This project implements U-Net and DeepLabV3_MobileNetV3 deep learning models for image segmentation specific to the Diabetic Foot Ulcer dataset provided on https://dfuc2022.grand-challenge.org.
These models have been built using Python version 3.9.16 and PyTorch version 1.12.1.
Directory Guidance
- Assignment.xlsx shows the results of the model training tasks based on experiments.
Notebooks:
- main.ipynb shows the full building and running to produce best model.
- augmentation.ipynb gives an overview of the different image augmentation methods used in this project.
- exploration.ipynb explores the dataset and gives an overview of statistics.
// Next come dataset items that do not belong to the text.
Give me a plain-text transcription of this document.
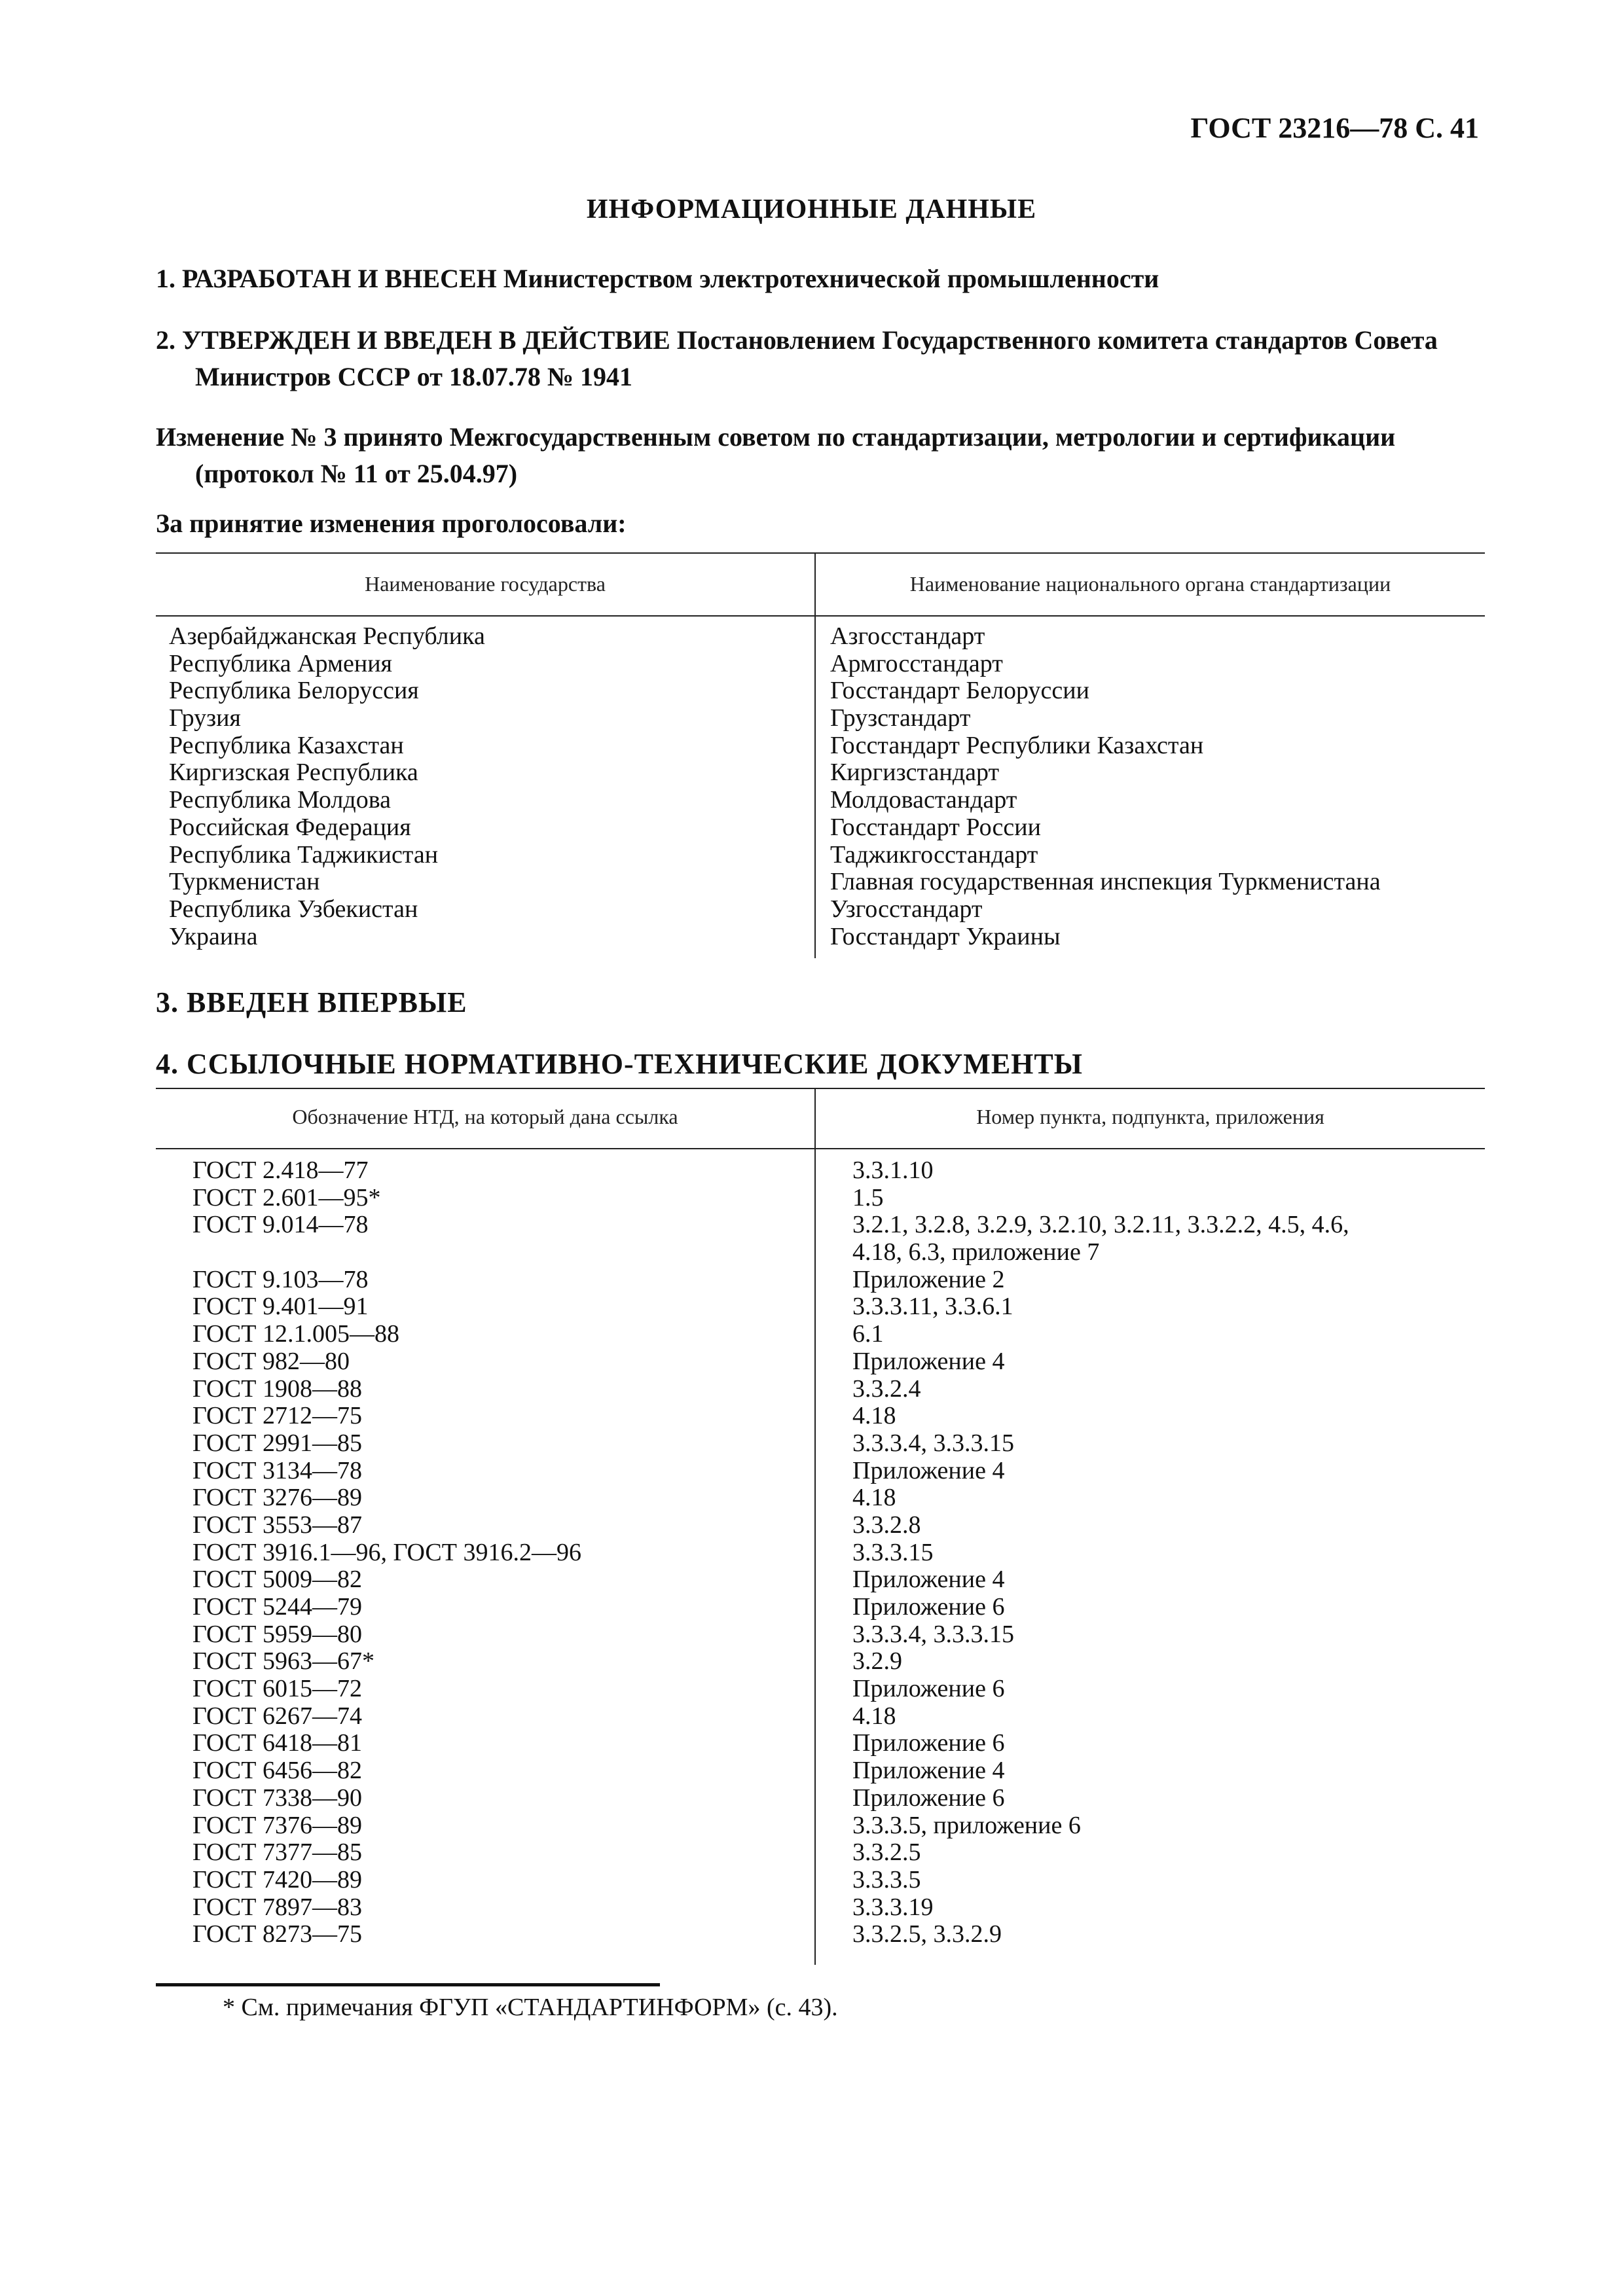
ГОСТ 23216—78 С. 41
ИНФОРМАЦИОННЫЕ ДАННЫЕ
1. РАЗРАБОТАН И ВНЕСЕН Министерством электротехнической промышленности
2. УТВЕРЖДЕН И ВВЕДЕН В ДЕЙСТВИЕ Постановлением Государственного комитета стандартов Совета Министров СССР от 18.07.78 № 1941
Изменение № 3 принято Межгосударственным советом по стандартизации, метрологии и сертификации (протокол № 11 от 25.04.97)
За принятие изменения проголосовали:
Наименование государства	Наименование национального органа стандартизации
Азербайджанская Республика
Республика Армения
Республика Белоруссия
Грузия
Республика Казахстан
Киргизская Республика
Республика Молдова
Российская Федерация
Республика Таджикистан
Туркменистан
Республика Узбекистан
Украина
Азгосстандарт
Армгосстандарт
Госстандарт Белоруссии
Грузстандарт
Госстандарт Республики Казахстан
Киргизстандарт
Молдовастандарт
Госстандарт России
Таджикгосстандарт
Главная государственная инспекция Туркменистана
Узгосстандарт
Госстандарт Украины
3. ВВЕДЕН ВПЕРВЫЕ
4. ССЫЛОЧНЫЕ НОРМАТИВНО-ТЕХНИЧЕСКИЕ ДОКУМЕНТЫ
Обозначение НТД, на который дана ссылка	Номер пункта, подпункта, приложения
ГОСТ 2.418—77
ГОСТ 2.601—95*
ГОСТ 9.014—78
ГОСТ 9.103—78
ГОСТ 9.401—91
ГОСТ 12.1.005—88
ГОСТ 982—80
ГОСТ 1908—88
ГОСТ 2712—75
ГОСТ 2991—85
ГОСТ 3134—78
ГОСТ 3276—89
ГОСТ 3553—87
ГОСТ 3916.1—96, ГОСТ 3916.2—96
ГОСТ 5009—82
ГОСТ 5244—79
ГОСТ 5959—80
ГОСТ 5963—67*
ГОСТ 6015—72
ГОСТ 6267—74
ГОСТ 6418—81
ГОСТ 6456—82
ГОСТ 7338—90
ГОСТ 7376—89
ГОСТ 7377—85
ГОСТ 7420—89
ГОСТ 7897—83
ГОСТ 8273—75
3.3.1.10
1.5
3.2.1, 3.2.8, 3.2.9, 3.2.10, 3.2.11, 3.3.2.2, 4.5, 4.6,
4.18, 6.3, приложение 7
Приложение 2
3.3.3.11, 3.3.6.1
6.1
Приложение 4
3.3.2.4
4.18
3.3.3.4, 3.3.3.15
Приложение 4
4.18
3.3.2.8
3.3.3.15
Приложение 4
Приложение 6
3.3.3.4, 3.3.3.15
3.2.9
Приложение 6
4.18
Приложение 6
Приложение 4
Приложение 6
3.3.3.5, приложение 6
3.3.2.5
3.3.3.5
3.3.3.19
3.3.2.5, 3.3.2.9
* См. примечания ФГУП «СТАНДАРТИНФОРМ» (с. 43).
- modelTesting.ipynb evaluates the baseline and best models that have been trialled.
- train_test_split.ipynb shows an example of how the images can be split into training and testing lists.
- csv files save of the descriptive statistics from the exploration.ipynb
Code - OOP Programming of the Project:
- main.py running this file will train the model and produce results saved in "./models"
- loss.py defines the dice loss function, the IOU evaluation metric and loads BCE with Logits Loss from Pytorch.
- dataset.py the torch dataset for loading and normalising images.
- model.py builds a U-Net convolutional neural network and load DeepLabV3_MobileNetV3 from PyTorch.
- optimiser.py loads the SGD and ADAM optimisers from PyTorch.
- readFiles.py reads the directories of the images saved in "./dfuc2022/"
- training.py provides the training loop for training and evaluation of validation data.
Example Model Save: Shows an example of how the model and log will be saved when the main.py or main.ipynb files have been run.